В пореформенное время нежелание и неспособность дворянства ограничить сферу престижного потребления и досуговых жизненных идеалов в пользу утилитарной деятельности приняло драматичный характер. Тамбовский помещик С.Н. Терпигорев оценивал положение дворян-землевладельцев как «оскудение» (хотя, конечно, оно было относительным как потеря материальной самостоятельности и невозможность воспроизводства образа жизни «полной чашей»). Существенные материальные средства, полученные в результате выкупной операции, не спасали от разорения, поскольку тратились на то, чтобы вновь «взыграть» и «возродиться» к жизни. Дворянство по-прежнему, не снижая оборотов, продолжало воспроизводить характерные для екатерининской эпохи формы позиционирования в обществе, надеясь на поддержку государства: «Теперь “мы” тратили последние крохи, и тратили их с тем же непонятным, невероятным и необъяснимым ни для кого апломбом и легкомысленным упорством. Замечательнее всего здесь то, что ведь это не был кутеж человека с отчаяния. Мы до последнего рубля - вздоха верили в жизнь свою и ждали, что вот-вот случится наше полное, полнейшее выздоровление, и опять селянки, осетрина, икра, шампанское, шампанское и шампанское!..» [8, с. 632].
Русский историк Н.А. Астафьев отмечал, что общественная жизнь России на рубеже веков характеризовалась усилением атеистических, материалистических и потребительских настроений. «Если жизнь человека кончается со смертью тела, если удел человека есть лишь настоящая его земная жизнь, если жизнь это чисто физическая, то целью ее, очевидно, должно быть приобретение возможно большего количества земных благ, физических наслаждений. Вместо недавнего еще стремления к честному, идеальному, - погоня за наживою, как характерная черта нашего времени, всем знакомая. Оно и понятно, -так как деньгами можно удовлетворить всем потребностям и прихотям нашей животной природы» [9, с. 29-30]. Этот «пагубный дух нашего времени», по мнению Астафьева, сформировался на Западе под влиянием развития естественных наук, атеизма и утилитаризма.
Идея о «тлетворном влиянии Запада» далеко не нова. Важно другое: как и многие почвенники, Астафьев в пылу публицистического обличительства современности и безнравственного секулярного Запада проигнорировал фактор внутреннего состояния
русского общества, которое делало весьма сомнительным возможность спасения в «слове Божьем». Направление развития, результаты которого Астафьев наблюдал на рубеже веков, русское общество взяло еще в начале XVIII в., и многие черты неприемлемой автором «буржуазной культуры» возникли и развились в дворянской среде.
Русское дворянство, начавшее после реформ стремительно утрачивать свои позиции в экономике, сохранило свое положение в политике и оставалось доминирующим образцом в сфере культуры и быта. В сословном обществе с обостренным чувством социальной иерархии и четкими различиями высший-низший, маркироваными определенными атрибутами, каждый социальный слой стремился не только сохранить свой сословный статус, но и приблизиться к уровню жизни стоящих выше на социальной лестнице. Даже формирующаяся с середины XIX в. российская разночинная интеллигенция, подчеркивающая независимость от предшествующей культурной традиции и существующей социальной иерархии, в своем повседневном поведении стремилась ориентироваться на жизненный уклад, свойственный дворянской аристократии.

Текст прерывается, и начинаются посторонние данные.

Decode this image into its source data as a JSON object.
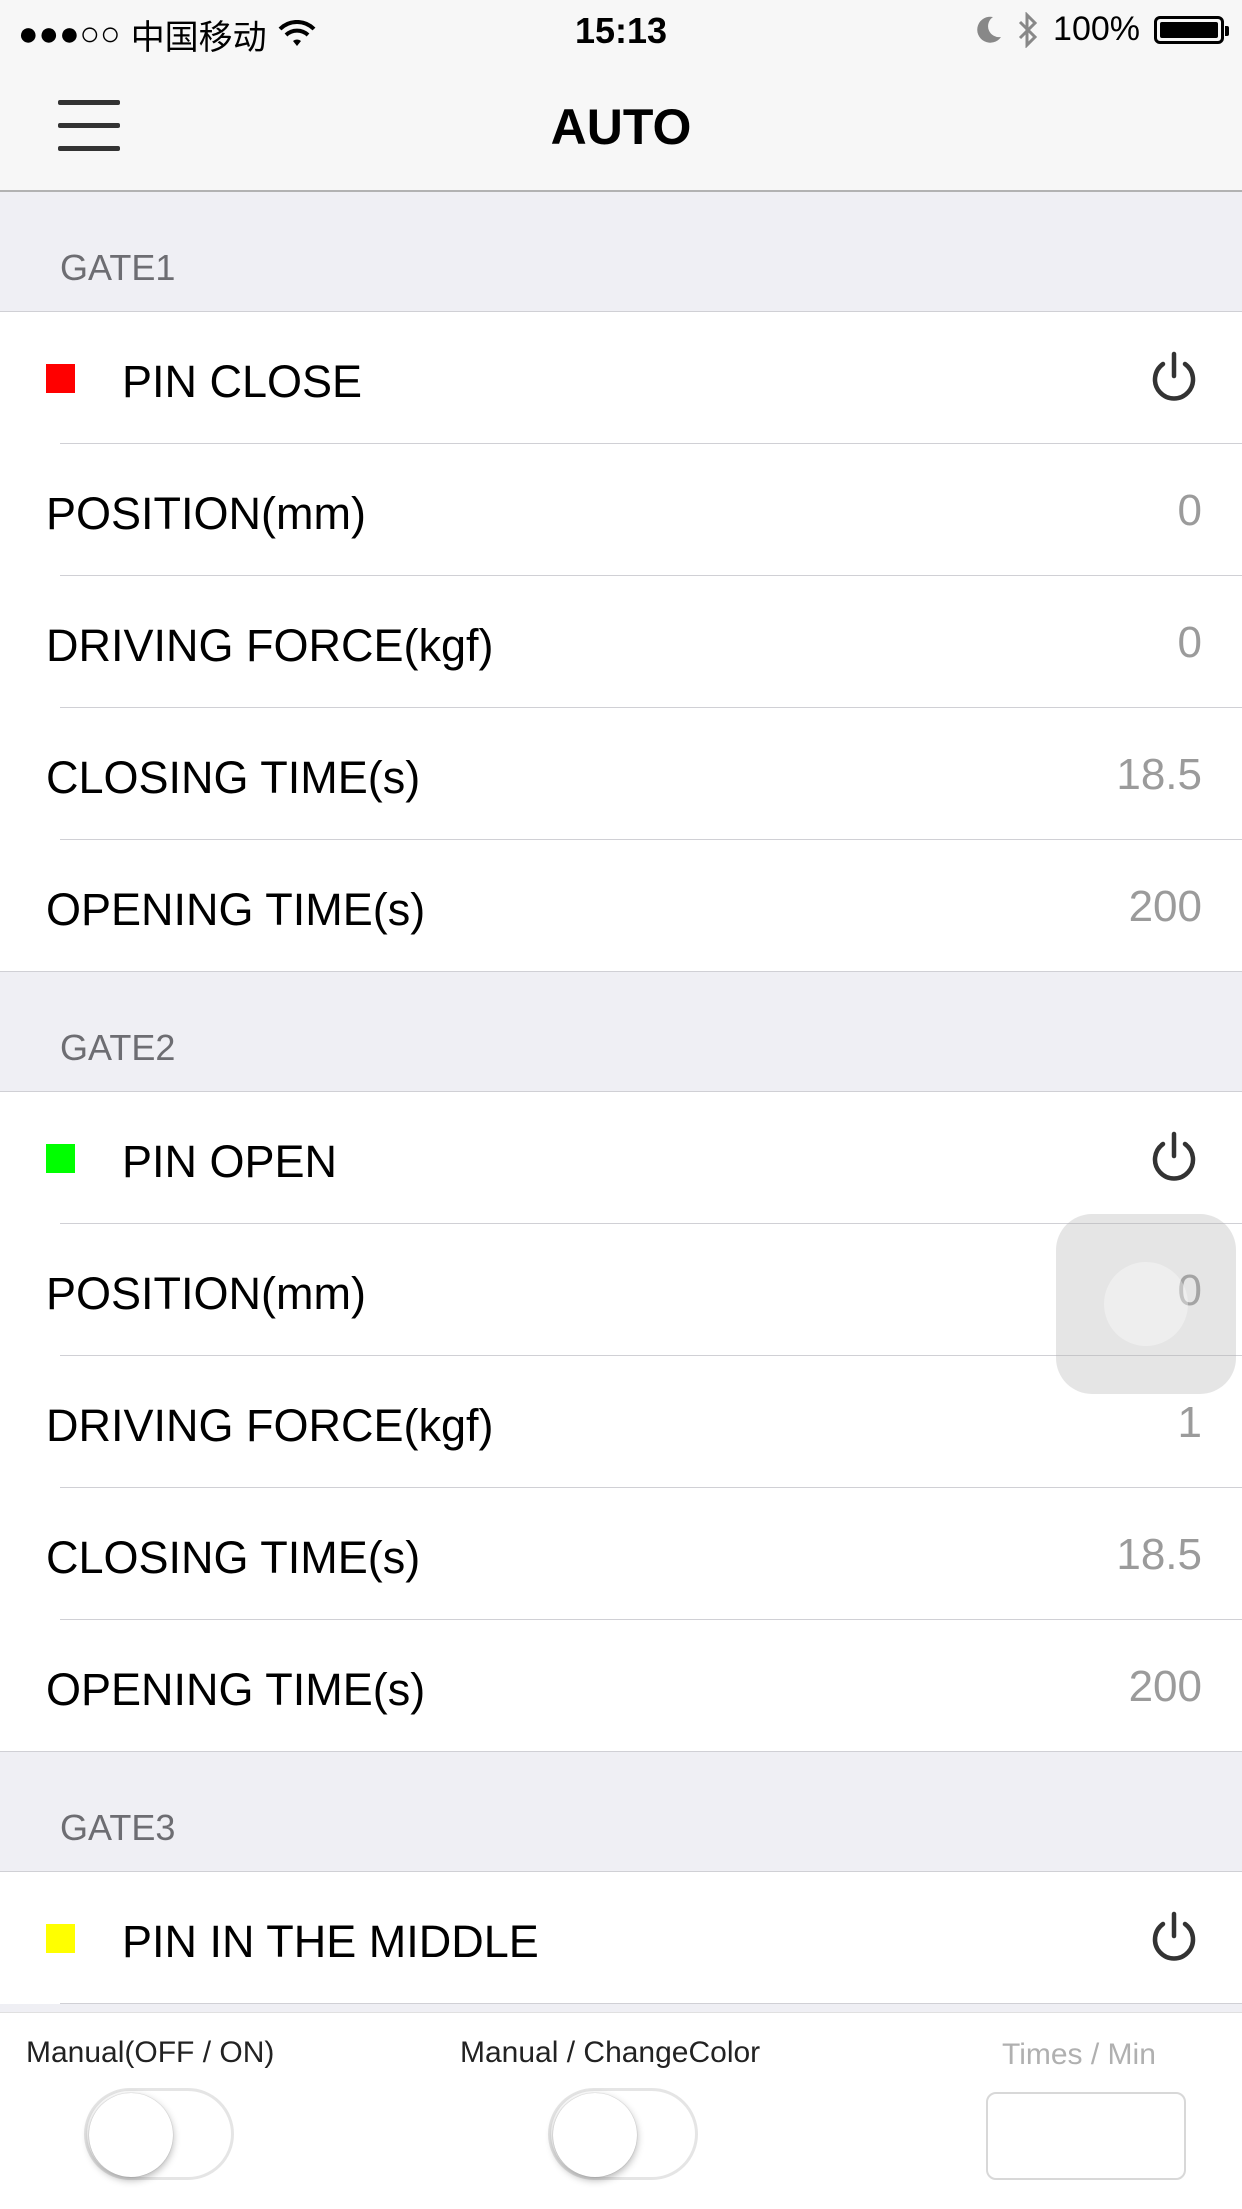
{
  "status_bar": {
    "signal": "●●●○○",
    "carrier": "中国移动",
    "time": "15:13",
    "battery_percent": "100%"
  },
  "nav": {
    "title": "AUTO",
    "menu_icon": "hamburger-menu-icon"
  },
  "gates": [
    {
      "header": "GATE1",
      "status": {
        "label": "PIN CLOSE",
        "color": "#ff0000"
      },
      "rows": [
        {
          "label": "POSITION(mm)",
          "value": "0"
        },
        {
          "label": "DRIVING FORCE(kgf)",
          "value": "0"
        },
        {
          "label": "CLOSING TIME(s)",
          "value": "18.5"
        },
        {
          "label": "OPENING TIME(s)",
          "value": "200"
        }
      ]
    },
    {
      "header": "GATE2",
      "status": {
        "label": "PIN OPEN",
        "color": "#00ff00"
      },
      "rows": [
        {
          "label": "POSITION(mm)",
          "value": "0"
        },
        {
          "label": "DRIVING FORCE(kgf)",
          "value": "1"
        },
        {
          "label": "CLOSING TIME(s)",
          "value": "18.5"
        },
        {
          "label": "OPENING TIME(s)",
          "value": "200"
        }
      ]
    },
    {
      "header": "GATE3",
      "status": {
        "label": "PIN IN THE MIDDLE",
        "color": "#ffff00"
      }
    }
  ],
  "bottom": {
    "manual_label": "Manual(OFF / ON)",
    "manual_on": false,
    "color_label": "Manual / ChangeColor",
    "color_on": false,
    "times_label": "Times / Min",
    "times_value": ""
  }
}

Так же как в XVIII в. русское дворянство подражало европейским образцам, в XIX в. состоятельные городские слои (прежде всего купечество) стремились подражать, в меру своих сил и способностей, уже европеизированному русскому дворянству. Естественно, что многие реципиенты так и остались на примитивном уровне воспроизводства внешних форм. Тем более что для глубокого понимания и усвоения нормативной системы дворянства необходимо было располагать значительным количеством свободного времени.
Несмотря на самокритику и критику дворянского сословия со стороны интеллигенции, обвинения в социальном иждивенчестве и потребительстве, упреки в экономической и политической пассивности, осуждение внешней поверхностной европеизирован-ности, дворянство в целом выполняло в русском обществе очень важную культурную миссию. Именно дворянство стало проводником западноевропейской культуры в русском обществе и именно в рамках дворянской субкультуры и под ее воздействием было выстроено великое здание русской культуры XIX в. во всех ее многообразных проявлениях - от искусства и литературы до образа воспитанного человека.
Кроме расточительного потребления дворянство сделало приоритетными и такие категории развития личности, как высокий уровень образования, культура речи, владение иностранными языками, правила хорошего тона, представления о чести и благородстве. Этот вектор развития, задававший направление всему обществу, был отнюдь не самым худшим и до сих пор остается значимым ориентиром. Именно в дворянской среде сфера досуга была осознана не
только как сфера отдыха и развлечений, но и как сфера личностной творческой самореализации.
В крестьянской субкультуре соотношение категорий «труд» и «праздник» было иным. Земледельческий труд был формой ценностной и свободной жизнедеятельности по обустроению и расширению своего культурно-хозяйственного пространства. Преобразуя природу, человек воспринимал ее как интегральную часть самого себе, а не как простой объект приложения труда. Всепоглощающий труд уравновешивался временем праздника, когда умеренность и сосредоточенность сменялись весельем, игрой, употреблением спиртного, вольностью в общении полов. Работа и отдых дополняли друг друга, взаимодействовали и объединялись общими мировоззренческими установками.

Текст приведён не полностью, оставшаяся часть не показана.